President Trump said Saturday that the United States and Iran will sign a peace deal Sunday.
In a Truth Social post, Trump said Iran had agreed to give up its pursuit of a nuclear weapon “through purchase, development, or any other form of procurement,” and that the Strait of Hormuz, the chokepoint through which roughly a fifth of the world’s oil flows, would reopen the moment the deal is signed.
“The Deal is scheduled to get signed tomorrow, and immediately after it is signed, the Hormuz Strait is OPEN TO ALL,” Trump wrote.
A memorandum of understanding between the two countries could be signed as early as Sunday in Geneva, with U.S. Vice President JD Vance and Iran’s Parliament Speaker Mohammed Baqer Qalibaf in line to sign, Reuters reported Friday. Under the draft framework as Reuters has described it, Washington would gradually unfreeze a portion of Iran’s seized assets and lift restrictions on Iranian oil exports, while Tehran would reopen the Strait of Hormuz. Nuclear-program negotiations would follow over the next 60 days.

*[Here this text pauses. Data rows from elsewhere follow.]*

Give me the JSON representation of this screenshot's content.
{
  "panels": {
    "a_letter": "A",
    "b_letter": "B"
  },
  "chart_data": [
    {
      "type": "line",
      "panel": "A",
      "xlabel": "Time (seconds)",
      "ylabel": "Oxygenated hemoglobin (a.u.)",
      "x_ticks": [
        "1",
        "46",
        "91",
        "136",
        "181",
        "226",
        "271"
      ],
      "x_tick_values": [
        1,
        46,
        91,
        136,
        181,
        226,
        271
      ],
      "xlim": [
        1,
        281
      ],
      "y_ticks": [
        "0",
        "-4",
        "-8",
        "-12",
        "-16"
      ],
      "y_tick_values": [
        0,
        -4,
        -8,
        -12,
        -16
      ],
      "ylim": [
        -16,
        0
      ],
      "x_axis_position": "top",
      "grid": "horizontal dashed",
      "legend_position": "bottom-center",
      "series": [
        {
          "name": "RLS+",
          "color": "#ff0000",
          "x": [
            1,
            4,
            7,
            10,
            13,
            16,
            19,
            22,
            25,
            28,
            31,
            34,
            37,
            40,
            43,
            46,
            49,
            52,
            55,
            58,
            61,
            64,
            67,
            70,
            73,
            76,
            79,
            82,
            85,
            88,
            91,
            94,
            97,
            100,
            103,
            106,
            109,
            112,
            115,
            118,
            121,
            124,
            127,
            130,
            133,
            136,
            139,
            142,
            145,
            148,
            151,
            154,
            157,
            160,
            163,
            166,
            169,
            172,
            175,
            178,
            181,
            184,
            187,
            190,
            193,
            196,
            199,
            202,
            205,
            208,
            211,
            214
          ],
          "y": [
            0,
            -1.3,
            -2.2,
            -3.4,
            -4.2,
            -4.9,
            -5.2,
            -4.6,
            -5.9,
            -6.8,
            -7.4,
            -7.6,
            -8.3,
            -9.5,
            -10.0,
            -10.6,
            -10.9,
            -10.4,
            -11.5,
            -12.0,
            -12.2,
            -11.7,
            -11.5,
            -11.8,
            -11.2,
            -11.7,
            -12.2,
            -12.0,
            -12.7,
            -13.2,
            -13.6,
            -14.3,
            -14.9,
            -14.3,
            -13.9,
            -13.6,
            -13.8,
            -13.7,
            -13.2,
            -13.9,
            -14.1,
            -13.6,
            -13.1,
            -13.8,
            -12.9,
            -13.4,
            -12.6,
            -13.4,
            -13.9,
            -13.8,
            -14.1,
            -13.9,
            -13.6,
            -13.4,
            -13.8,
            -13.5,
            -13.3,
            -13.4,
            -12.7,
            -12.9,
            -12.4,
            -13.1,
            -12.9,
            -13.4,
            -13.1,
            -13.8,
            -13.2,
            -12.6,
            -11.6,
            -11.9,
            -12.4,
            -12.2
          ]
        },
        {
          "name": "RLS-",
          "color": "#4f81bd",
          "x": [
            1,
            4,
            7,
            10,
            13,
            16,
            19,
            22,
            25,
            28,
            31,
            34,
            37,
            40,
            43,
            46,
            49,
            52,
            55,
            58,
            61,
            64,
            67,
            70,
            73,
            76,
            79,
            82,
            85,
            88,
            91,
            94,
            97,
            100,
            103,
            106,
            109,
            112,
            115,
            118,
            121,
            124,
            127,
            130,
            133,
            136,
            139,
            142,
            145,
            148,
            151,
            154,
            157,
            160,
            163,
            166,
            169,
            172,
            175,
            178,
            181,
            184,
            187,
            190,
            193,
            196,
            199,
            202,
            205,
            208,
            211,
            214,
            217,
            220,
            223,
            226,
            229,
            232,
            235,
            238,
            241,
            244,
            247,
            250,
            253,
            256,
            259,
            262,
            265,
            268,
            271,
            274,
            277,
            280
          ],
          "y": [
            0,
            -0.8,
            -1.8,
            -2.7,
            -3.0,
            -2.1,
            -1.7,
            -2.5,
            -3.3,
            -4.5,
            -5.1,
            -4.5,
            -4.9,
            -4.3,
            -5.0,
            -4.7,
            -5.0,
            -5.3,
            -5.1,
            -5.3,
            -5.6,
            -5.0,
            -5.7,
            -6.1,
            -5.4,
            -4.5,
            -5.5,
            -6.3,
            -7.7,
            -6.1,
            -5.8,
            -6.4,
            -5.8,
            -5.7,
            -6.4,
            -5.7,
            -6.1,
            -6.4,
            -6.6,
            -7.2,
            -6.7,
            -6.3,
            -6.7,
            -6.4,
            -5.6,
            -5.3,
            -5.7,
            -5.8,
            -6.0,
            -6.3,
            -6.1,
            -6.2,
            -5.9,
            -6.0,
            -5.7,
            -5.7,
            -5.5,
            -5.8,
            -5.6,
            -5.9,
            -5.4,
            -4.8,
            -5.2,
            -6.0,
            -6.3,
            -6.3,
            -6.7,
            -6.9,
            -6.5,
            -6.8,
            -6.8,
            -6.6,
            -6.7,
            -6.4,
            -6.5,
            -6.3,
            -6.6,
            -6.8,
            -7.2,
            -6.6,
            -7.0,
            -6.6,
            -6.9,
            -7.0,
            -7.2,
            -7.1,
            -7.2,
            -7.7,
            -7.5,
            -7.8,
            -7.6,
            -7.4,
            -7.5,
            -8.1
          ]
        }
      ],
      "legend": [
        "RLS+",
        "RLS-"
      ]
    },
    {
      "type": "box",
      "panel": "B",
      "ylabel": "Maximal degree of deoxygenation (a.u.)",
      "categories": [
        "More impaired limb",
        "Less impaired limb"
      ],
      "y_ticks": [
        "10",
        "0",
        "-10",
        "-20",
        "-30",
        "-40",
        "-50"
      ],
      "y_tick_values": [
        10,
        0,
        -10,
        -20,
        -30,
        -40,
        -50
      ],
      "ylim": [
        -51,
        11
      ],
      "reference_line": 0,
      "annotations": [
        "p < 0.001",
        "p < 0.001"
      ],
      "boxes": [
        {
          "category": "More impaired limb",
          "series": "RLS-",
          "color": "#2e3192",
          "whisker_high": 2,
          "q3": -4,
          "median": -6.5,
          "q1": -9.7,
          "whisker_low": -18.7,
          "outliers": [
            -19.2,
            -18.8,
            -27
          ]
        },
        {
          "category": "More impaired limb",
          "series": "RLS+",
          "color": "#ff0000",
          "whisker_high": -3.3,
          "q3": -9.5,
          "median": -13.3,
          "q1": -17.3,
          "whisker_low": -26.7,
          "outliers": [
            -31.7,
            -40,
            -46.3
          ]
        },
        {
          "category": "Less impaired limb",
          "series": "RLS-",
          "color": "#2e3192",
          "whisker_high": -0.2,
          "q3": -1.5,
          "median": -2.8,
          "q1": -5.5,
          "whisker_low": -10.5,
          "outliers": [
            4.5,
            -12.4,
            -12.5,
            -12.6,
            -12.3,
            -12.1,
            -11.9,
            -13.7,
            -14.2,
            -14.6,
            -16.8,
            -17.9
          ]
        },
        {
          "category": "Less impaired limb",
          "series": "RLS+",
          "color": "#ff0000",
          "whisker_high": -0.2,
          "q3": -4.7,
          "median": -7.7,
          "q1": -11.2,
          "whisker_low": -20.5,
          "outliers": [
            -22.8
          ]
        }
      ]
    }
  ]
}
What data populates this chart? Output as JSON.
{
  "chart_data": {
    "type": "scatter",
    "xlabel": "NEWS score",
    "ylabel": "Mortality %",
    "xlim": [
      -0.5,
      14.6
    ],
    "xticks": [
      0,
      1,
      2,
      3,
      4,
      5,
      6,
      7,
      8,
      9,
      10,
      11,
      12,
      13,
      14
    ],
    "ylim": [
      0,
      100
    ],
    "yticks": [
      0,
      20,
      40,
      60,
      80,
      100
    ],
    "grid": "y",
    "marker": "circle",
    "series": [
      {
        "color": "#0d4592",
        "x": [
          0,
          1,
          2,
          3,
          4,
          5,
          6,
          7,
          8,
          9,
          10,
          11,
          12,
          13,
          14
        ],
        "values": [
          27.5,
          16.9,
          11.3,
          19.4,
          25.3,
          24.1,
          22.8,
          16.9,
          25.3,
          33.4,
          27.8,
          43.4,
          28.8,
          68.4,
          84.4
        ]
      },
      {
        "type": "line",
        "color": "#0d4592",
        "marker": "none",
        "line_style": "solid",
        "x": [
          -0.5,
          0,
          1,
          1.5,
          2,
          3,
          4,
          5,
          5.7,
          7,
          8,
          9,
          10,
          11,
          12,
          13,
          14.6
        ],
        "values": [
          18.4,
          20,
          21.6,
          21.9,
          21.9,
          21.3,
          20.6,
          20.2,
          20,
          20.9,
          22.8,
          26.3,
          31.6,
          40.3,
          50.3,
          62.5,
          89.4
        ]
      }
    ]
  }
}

Iran has yet to publicly confirm the signing. State-affiliated Fars news agency cited a source close to Tehran’s negotiating team Friday calling claims of an imminent Sunday signing in Geneva “completely false.” On Saturday, an Iranian foreign ministry spokesperson told state media that Iran’s negotiators had no travel plans for Geneva or any other location in the coming days, Reuters reported. Tehran has also pushed for the deal to extend to a Lebanon ceasefire between Israel and Iran’s proxy Hezbollah — a point Trump did not address in his Saturday post. An Iranian foreign ministry spokesperson went further Saturday, telling state media that the country’s negotiating team was not planning to travel to Geneva or anywhere else in the coming days, Reuters reported.
Trump separately rejected the version of the terms that has circulated in Iranian state media. “The terms that Iran leaked out to the fake news have nothing to do with the terms that were agreed to, in writing,” he wrote in a follow-up post Friday.
The president spent much of his Saturday post drawing contrasts with the 2015 Iran nuclear deal struck under former President Barack Obama, which he withdrew from in 2018. Trump said no money would change hands as part of the new agreement, calling the Obama deal “an easy, beautiful, smooth road to a Nuclear Weapon.”
Trump also said the U.S. would eventually retrieve Iran’s remaining enriched-uranium stockpile, which he said was buried “deep under the powerful sunken granite mountains” after U.S. B-2 strikes earlier in the war. “At the appropriate time, when all is calm, we will go in and get the Nuclear Dust… and downblend and destroy it, whether in Iran, or the United States,” Trump wrote, restating remarks he made last weekend on NBC’s “Meet the Press.”
He also kept the threat of further military action on the table. “If it doesn’t, we have the ultimate alternative, hopefully never to be used again,” he wrote.
The signing would cap weeks of public back-and-forth. Trump first claimed on May 23 that the framework had been “largely negotiated,” but Iran’s state-affiliated Tasnim news agency announced June 1 that it was halting back-channel talks over alleged cease-fire violations. Iranian Foreign Minister Abbas Araghchi later warned that U.S. bases in the region used to attack Iran would be considered “legitimate targets.” On NBC’s “Meet the Press” last weekend, Trump said the two sides were “very close” to a deal.